Il circo mediatico è in fermento. Lunedì 9 marzo 2015 è una nuova data che si iscriverà nell’albo d’oro della costruzione della prossima crisi per eccesso di liquidità in assenza di creazione di domanda effettiva. Mi riferisco al Quantitative easing che il leader dei top manager delle grandi banche universali e dei grandi fondi, Mario Draghi, caccerà nella gola delle banche suddette con qualche technicality che dovrebbe obbligare le stesse – pena provvedimenti che fan sorridere – a riversare la liquidità a famiglie e imprese.
Senonché senza una riforma del sistema bancario che divida nuovamente banche d’affari da banche commerciali questo riversarsi non ci sarà e vedremo formarsi gli stagni nella pancia delle banche che innalzeranno in tal modo qualche indice premiante i top manager e penalizzeranno come sempre la povera gente – operai, commercianti, imprenditori che siano. In Italia, poi, si va certamente in questo senso abolendo ideologicamente le banche popolari, attaccando quelle cooperative, portando il Paese verso la catastrofe tramite la scarsità del credito.
Per questo è sinistro il silenzio che avvolge il cosiddetto “tesoretto” che le casse del martoriato Stato italico riceverebbero per la caduta dello spread giunto quasi a quota 90, nonostante l’aumento del debito pubblico e della disoccupazione, a riprova che avevano ragione coloro che ricordavano la natura esterna al ciclo economico fondamentale dei valori dello spread medesimo. Ma non vale la pena parlare ai sordi e ai ciechi che anche nel 2008 dicevano che chi parlava di crisi era un catto-comunista. Ora non serve prendersela con i ciechi e i sordi. Serve tuttavia ricordare che la caduta dello spread vuol dire una bella manciata di miliardi pronta-cassa.
Ebbene, non li si lasci nelle mani dei servitori della tecnocrazia nulla-sapiente di Bruxelles che sono incistati presso la Ragioneria Generale dello Stato: essi son pronti a far sparire quelle risorse per – udite, udite! – risanare il debito. Ma si tratterebbe di raccogliere il mare con un ditale. Ci vuol bel altro, ossia il taglio degli sprechi improduttivi e gli investimenti. È un’impresa inutile che serve solo a guadagnare i galloni tedesco-teutonici anziché manifestare fedeltà alla Repubblica e alla propria Patria, come si farebbe per esempio in Francia e in Spagna, senza parlare della Heimat tedesca.

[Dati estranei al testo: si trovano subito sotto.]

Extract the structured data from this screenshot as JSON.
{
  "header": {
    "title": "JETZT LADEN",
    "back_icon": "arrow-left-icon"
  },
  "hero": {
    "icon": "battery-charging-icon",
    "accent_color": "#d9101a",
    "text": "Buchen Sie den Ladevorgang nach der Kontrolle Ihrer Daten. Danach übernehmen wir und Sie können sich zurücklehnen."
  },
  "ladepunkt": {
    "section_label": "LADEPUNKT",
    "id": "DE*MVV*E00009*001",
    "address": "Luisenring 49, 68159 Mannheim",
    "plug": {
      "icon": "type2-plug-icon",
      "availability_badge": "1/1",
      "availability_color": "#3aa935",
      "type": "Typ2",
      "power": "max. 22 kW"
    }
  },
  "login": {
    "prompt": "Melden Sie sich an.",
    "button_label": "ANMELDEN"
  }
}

Insomma, occorre accendere un faro su queste risorse risparmiate sul fronte dei tassi di interesse dei titoli di stato per intervenire subito con misure di arginamento delle sofferenze sociali che sono in crescita costante nonostante i buoni propositi governativi. La disoccupazione è al primo posto, ma anche i disagi degli anziani e dei non autosufficienti, insomma degli ultimi, son lì dinanzi a noi e il dolore sale! Si incontrino le parti sociali: sindacati dei lavoratori e mondo del volontariato in primis e si dia risposta alla sofferenza più grave. Si creerà inoltre domanda effettiva sul lato del consumo e si metterà in moto qualche ingranaggio che ora, fermo e immobile, paralizza ancor più una possibile ripresa, sempre annunciata e ancora non iniziata.